Throughout most of the 20th century, higher education was viewed as more of an option than a necessity, an extension of a high school diploma required for only certain careers. Today's passionate debates about tuition and student loans didn't exist because a degree along with the requisite skills it guaranteed were not yet viewed as a requirement to enter the workforce for a job paying above minimum wage.

High school graduates could still find meaningful employment, often working at the same company for their entire careers while earning enough to support their families and leaving with a gold watch and pension. Graduates with a degree would enter into the careers deemed "professional", where they could expect to receive greater compensation for their investment of time, and move freely to other companies willing to offer higher pay and greater benefits. This career course worked for Dad, Grandfather and Great-Grandfather, so it should work for everyone who could afford it.

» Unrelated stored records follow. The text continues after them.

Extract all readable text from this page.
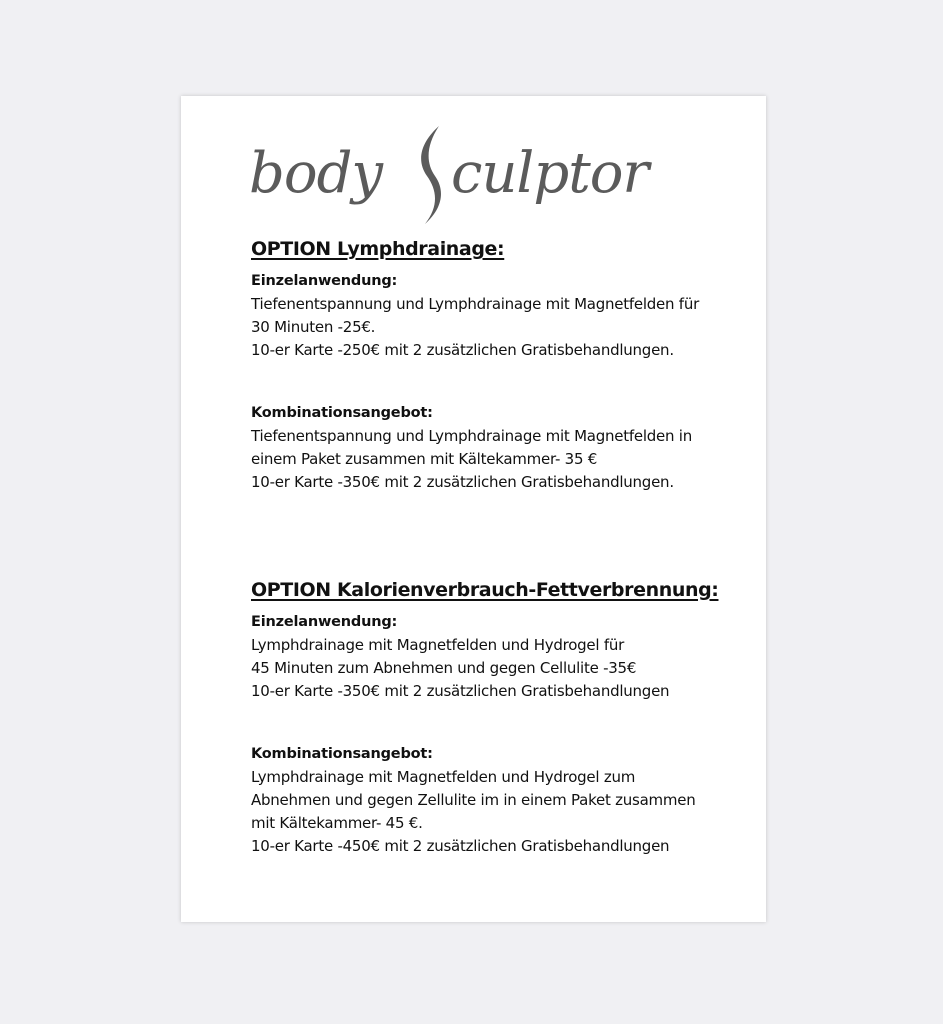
body culptor
OPTION Lymphdrainage:

Einzelanwendung:

Tiefenentspannung und Lymphdrainage mit Magnetfelden für

30 Minuten -25€.

10-er Karte -250€ mit 2 zusätzlichen Gratisbehandlungen.

Kombinationsangebot:

Tiefenentspannung und Lymphdrainage mit Magnetfelden in

einem Paket zusammen mit Kältekammer- 35 €

10-er Karte -350€ mit 2 zusätzlichen Gratisbehandlungen.

OPTION Kalorienverbrauch-Fettverbrennung:

Einzelanwendung:

Lymphdrainage mit Magnetfelden und Hydrogel für

45 Minuten zum Abnehmen und gegen Cellulite -35€

10-er Karte -350€ mit 2 zusätzlichen Gratisbehandlungen

Kombinationsangebot:

Lymphdrainage mit Magnetfelden und Hydrogel zum

Abnehmen und gegen Zellulite im in einem Paket zusammen

mit Kältekammer- 45 €.

10-er Karte -450€ mit 2 zusätzlichen Gratisbehandlungen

Steeped in tradition, colleges and universities were venerated institutions that often made decisions about higher education from a lofty vacuum where the schools alone dictated what students would learn. For hundreds of years, this approach worked because small course corrections could be made that kept up with the changes in the marketplace. Even though new careers emerged, schools could address the demands of the employers on a degree by degree basis while the majority of workers could rely on their education taking them through their entire life's work.

With the adoption of computers in most businesses from the 1980s and beyond, technology rapidly transformed a brand new marketplace which required knowledge of emerging industries and mastery of wholly unique skill sets. Not only did the entire job market shift to requiring workers trained in new technologies, the changes came so quickly that schools found remaining relevant in this unfamiliar landscape challenging as they attempted to predict what knowledge would be required in most degrees by the time an incoming freshman graduated. Entire new areas of studies emerged simultaneously. On top of that, most schools were slow to incorporate technology into learning, still relying on the time honored classroom model.

Higher education must abandon its transactional leadership style and embrace a transformational one if they are to remain the arbiter of knowledge and workforce training. In order to achieve this, colleges and universities must become bridge builders by establishing long-term relationships and removing barriers for workers to return to education no matter what stage they are in their careers. This can be accomplished by bringing together all parties to the table for a voice in the future direction of education. Forward thinking institutions will not only include students and employers, but community leaders as well.

To accomplish these goals, universities and colleges must expand their view of their customers from the traditional student to those of all ages and levels of knowledge. They must be inclusive, opening doors to learning to those who are already established in their careers, and older workers who seek advancement. They must embrace the new technology and offer real options for workers to improve their skills while juggling work and family life. Higher education must reach out to the communities and industries that best match the institution's unique strengths in order to develop a curriculum that meets the needs of all involved.

When building a bridge, the result is that sometime both sides walk on you. The way to have a strong structural makeup is to build a strong foundation. If we identify who we are as educational institutions, then we can do our best to find partners that best match our strengths.

I am beginning my time as president of Cleary University this fall with a sense of optimism on the difference small private colleges and universities can make in connecting students, businesses and the local economy together. To be fully engaged, we must seek to see rather than to be seen. So much need and value can be brought forward if we are agile and bring quality, integrity and value to the relationships we cultivate as leaders in Higher Education. When our focus is living our mission to change lives, help industry, create better citizens, and serve rather than be served, that is transformational leadership at its core.